The president particularly acknowledged her work as his top adviser during the formation of the Consumer Financial Protection Bureau. His comments echoed her own campaign themes that attempt to portray the candidate as the one best suited to fight for the middle class.
"Nobody fought harder for Wall Street reform, the reform that is now law and protecting consumers all across the country, than Elizabeth," Obama said. "She has been a fierce advocate since before I knew her for the middle class, and she has been advocating on core issues that matter to families her entire career."
For her part, Warren spent a large chunk of her introduction attacking Obama's opponent, Mitt Romney, taking aim at his controversial 2011 remark that "corporations are people, too."
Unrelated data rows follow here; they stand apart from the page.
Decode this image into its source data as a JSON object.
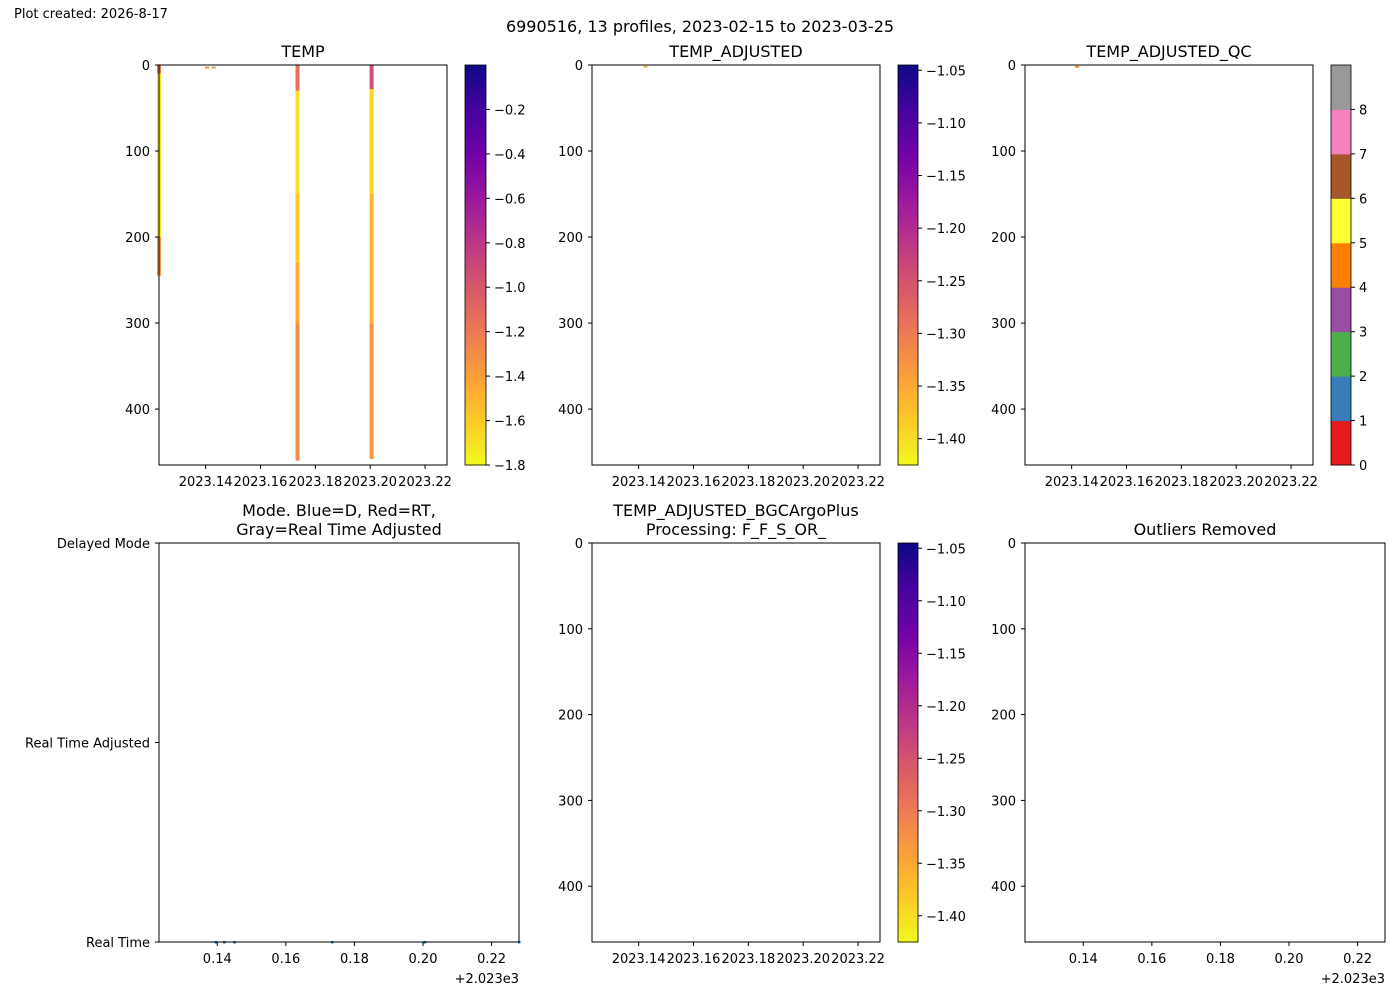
{
  "created_label": "Plot created: 2026-8-17",
  "suptitle": "6990516, 13 profiles, 2023-02-15 to 2023-03-25",
  "colors": {
    "seq": [
      "#f0f921",
      "#fdca26",
      "#fb9f3a",
      "#ed7953",
      "#d8576b",
      "#bd3786",
      "#9c179e",
      "#7201a8",
      "#46039f",
      "#0d0887"
    ],
    "qc": [
      "#e41a1c",
      "#377eb8",
      "#4daf4a",
      "#984ea3",
      "#ff7f00",
      "#ffff33",
      "#a65628",
      "#f781bf",
      "#999999"
    ],
    "mode_marker": "#1f77b4"
  },
  "chart_data": [
    {
      "id": "temp",
      "type": "heatmap",
      "title": "TEMP",
      "xlim": [
        2023.123,
        2023.228
      ],
      "ylim": [
        465,
        0
      ],
      "xticks": [
        2023.14,
        2023.16,
        2023.18,
        2023.2,
        2023.22
      ],
      "xticklabels": [
        "2023.14",
        "2023.16",
        "2023.18",
        "2023.20",
        "2023.22"
      ],
      "yticks": [
        0,
        100,
        200,
        300,
        400
      ],
      "yticklabels": [
        "0",
        "100",
        "200",
        "300",
        "400"
      ],
      "colorbar": {
        "range": [
          -1.8,
          0
        ],
        "ticks": [
          -1.8,
          -1.6,
          -1.4,
          -1.2,
          -1.0,
          -0.8,
          -0.6,
          -0.4,
          -0.2
        ],
        "ticklabels": [
          "−1.8",
          "−1.6",
          "−1.4",
          "−1.2",
          "−1.0",
          "−0.8",
          "−0.6",
          "−0.4",
          "−0.2"
        ]
      },
      "profiles": [
        {
          "x": 2023.123,
          "segments": [
            [
              0,
              10,
              -1.2
            ],
            [
              10,
              200,
              -1.75
            ],
            [
              200,
              245,
              -1.35
            ]
          ]
        },
        {
          "x": 2023.1405,
          "segments": [
            [
              2,
              4,
              -1.3
            ]
          ]
        },
        {
          "x": 2023.143,
          "segments": [
            [
              2,
              4,
              -1.35
            ]
          ]
        },
        {
          "x": 2023.1735,
          "segments": [
            [
              0,
              30,
              -1.15
            ],
            [
              30,
              150,
              -1.7
            ],
            [
              150,
              230,
              -1.6
            ],
            [
              230,
              300,
              -1.45
            ],
            [
              300,
              460,
              -1.3
            ]
          ]
        },
        {
          "x": 2023.2005,
          "segments": [
            [
              0,
              28,
              -0.95
            ],
            [
              28,
              150,
              -1.65
            ],
            [
              150,
              300,
              -1.5
            ],
            [
              300,
              458,
              -1.35
            ]
          ]
        }
      ]
    },
    {
      "id": "temp_adj",
      "type": "heatmap",
      "title": "TEMP_ADJUSTED",
      "xlim": [
        2023.123,
        2023.228
      ],
      "ylim": [
        465,
        0
      ],
      "xticks": [
        2023.14,
        2023.16,
        2023.18,
        2023.2,
        2023.22
      ],
      "xticklabels": [
        "2023.14",
        "2023.16",
        "2023.18",
        "2023.20",
        "2023.22"
      ],
      "yticks": [
        0,
        100,
        200,
        300,
        400
      ],
      "yticklabels": [
        "0",
        "100",
        "200",
        "300",
        "400"
      ],
      "colorbar": {
        "range": [
          -1.425,
          -1.045
        ],
        "ticks": [
          -1.4,
          -1.35,
          -1.3,
          -1.25,
          -1.2,
          -1.15,
          -1.1,
          -1.05
        ],
        "ticklabels": [
          "−1.40",
          "−1.35",
          "−1.30",
          "−1.25",
          "−1.20",
          "−1.15",
          "−1.10",
          "−1.05"
        ]
      },
      "profiles": [
        {
          "x": 2023.1425,
          "segments": [
            [
              1,
              3,
              -1.36
            ]
          ]
        }
      ]
    },
    {
      "id": "temp_adj_qc",
      "type": "heatmap",
      "title": "TEMP_ADJUSTED_QC",
      "xlim": [
        2023.123,
        2023.228
      ],
      "ylim": [
        465,
        0
      ],
      "xticks": [
        2023.14,
        2023.16,
        2023.18,
        2023.2,
        2023.22
      ],
      "xticklabels": [
        "2023.14",
        "2023.16",
        "2023.18",
        "2023.20",
        "2023.22"
      ],
      "yticks": [
        0,
        100,
        200,
        300,
        400
      ],
      "yticklabels": [
        "0",
        "100",
        "200",
        "300",
        "400"
      ],
      "colorbar": {
        "type": "categorical",
        "range": [
          0,
          9
        ],
        "ticks": [
          0,
          1,
          2,
          3,
          4,
          5,
          6,
          7,
          8
        ],
        "ticklabels": [
          "0",
          "1",
          "2",
          "3",
          "4",
          "5",
          "6",
          "7",
          "8"
        ]
      },
      "profiles": [
        {
          "x": 2023.142,
          "segments": [
            [
              1,
              3,
              4
            ]
          ]
        }
      ]
    },
    {
      "id": "mode",
      "type": "scatter",
      "title": [
        "Mode. Blue=D, Red=RT,",
        "Gray=Real Time Adjusted"
      ],
      "xlim": [
        2023.123,
        2023.228
      ],
      "ylim": [
        0,
        2
      ],
      "xticks": [
        2023.14,
        2023.16,
        2023.18,
        2023.2,
        2023.22
      ],
      "xticklabels": [
        "0.14",
        "0.16",
        "0.18",
        "0.20",
        "0.22"
      ],
      "offset_label": "+2.023e3",
      "yticks": [
        2,
        1,
        0
      ],
      "yticklabels": [
        "Delayed Mode",
        "Real Time Adjusted",
        "Real Time"
      ],
      "points": [
        {
          "x": 2023.1395,
          "y": 0
        },
        {
          "x": 2023.142,
          "y": 0
        },
        {
          "x": 2023.145,
          "y": 0
        },
        {
          "x": 2023.1735,
          "y": 0
        },
        {
          "x": 2023.2005,
          "y": 0
        },
        {
          "x": 2023.228,
          "y": 0
        }
      ]
    },
    {
      "id": "bgc",
      "type": "heatmap",
      "title": [
        "TEMP_ADJUSTED_BGCArgoPlus",
        "Processing: F_F_S_OR_"
      ],
      "xlim": [
        2023.123,
        2023.228
      ],
      "ylim": [
        465,
        0
      ],
      "xticks": [
        2023.14,
        2023.16,
        2023.18,
        2023.2,
        2023.22
      ],
      "xticklabels": [
        "2023.14",
        "2023.16",
        "2023.18",
        "2023.20",
        "2023.22"
      ],
      "yticks": [
        0,
        100,
        200,
        300,
        400
      ],
      "yticklabels": [
        "0",
        "100",
        "200",
        "300",
        "400"
      ],
      "colorbar": {
        "range": [
          -1.425,
          -1.045
        ],
        "ticks": [
          -1.4,
          -1.35,
          -1.3,
          -1.25,
          -1.2,
          -1.15,
          -1.1,
          -1.05
        ],
        "ticklabels": [
          "−1.40",
          "−1.35",
          "−1.30",
          "−1.25",
          "−1.20",
          "−1.15",
          "−1.10",
          "−1.05"
        ]
      },
      "profiles": []
    },
    {
      "id": "outliers",
      "type": "scatter",
      "title": "Outliers Removed",
      "xlim": [
        2023.123,
        2023.228
      ],
      "ylim": [
        465,
        0
      ],
      "xticks": [
        2023.14,
        2023.16,
        2023.18,
        2023.2,
        2023.22
      ],
      "xticklabels": [
        "0.14",
        "0.16",
        "0.18",
        "0.20",
        "0.22"
      ],
      "offset_label": "+2.023e3",
      "yticks": [
        0,
        100,
        200,
        300,
        400
      ],
      "yticklabels": [
        "0",
        "100",
        "200",
        "300",
        "400"
      ],
      "points": []
    }
  ]
}
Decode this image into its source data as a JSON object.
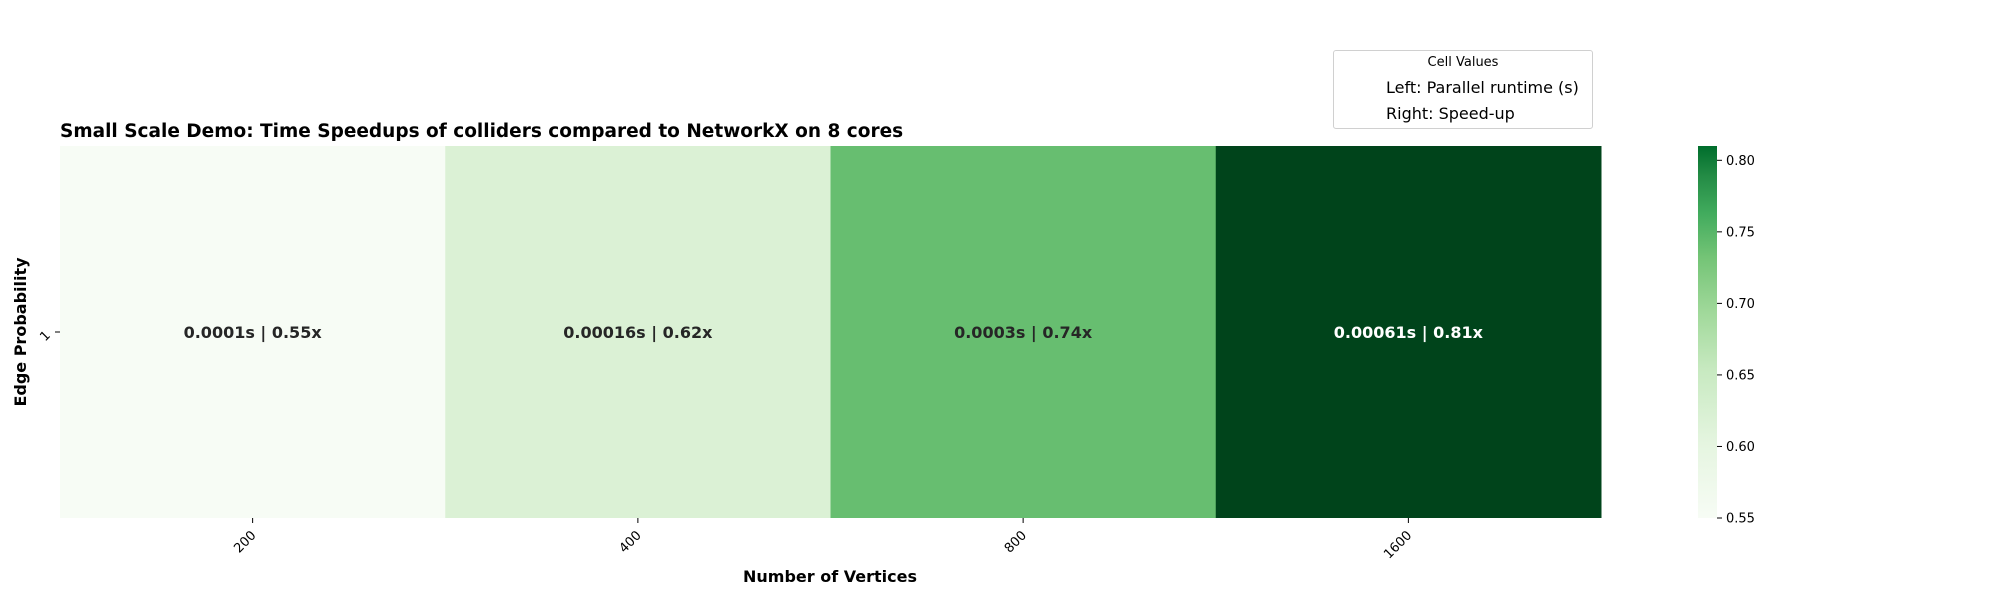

Romney's comment came at the Iowa State Fair while he was defending big business against large tax hikes, adding that "Everything a corporation earns ultimately goes to people."
Warren, however, staunchly disagreed.
"No, Mitt. Corporations are not people," she said, repeating a line she frequently uses on the campaign trail. "People have hearts. They have kids. They get jobs. They get sick. They love and they cry and they dance. They live and they die. Learn the difference."
She continued: "And Mitt, learn this, we don't run this country for corporations. We run it for people."
Warren said the presidential election would be a "hard fight" but that she would give Obama her full support.
"I'm here tonight to say, Mr. President. I stand with you," she said, rallying the crowd as Obama prepared to walk on stage.
In a traditionally blue state like Massachusetts, Obama's accolades can go far for a politician. Even Brown, himself, has not entirely kept his distance from the president. As he campaigns on a theme of bipartisanship, Brown appeared with Obama in the April signing of a bill that he co-authored in the Senate.
Brown first took the seat in a 2010 special election to fill the late Sen. Ted Kennedy. Both he and Warren have been statistically tied in polls this year, signaling what many expect to be one of, if not the, most contested Senate races of the year.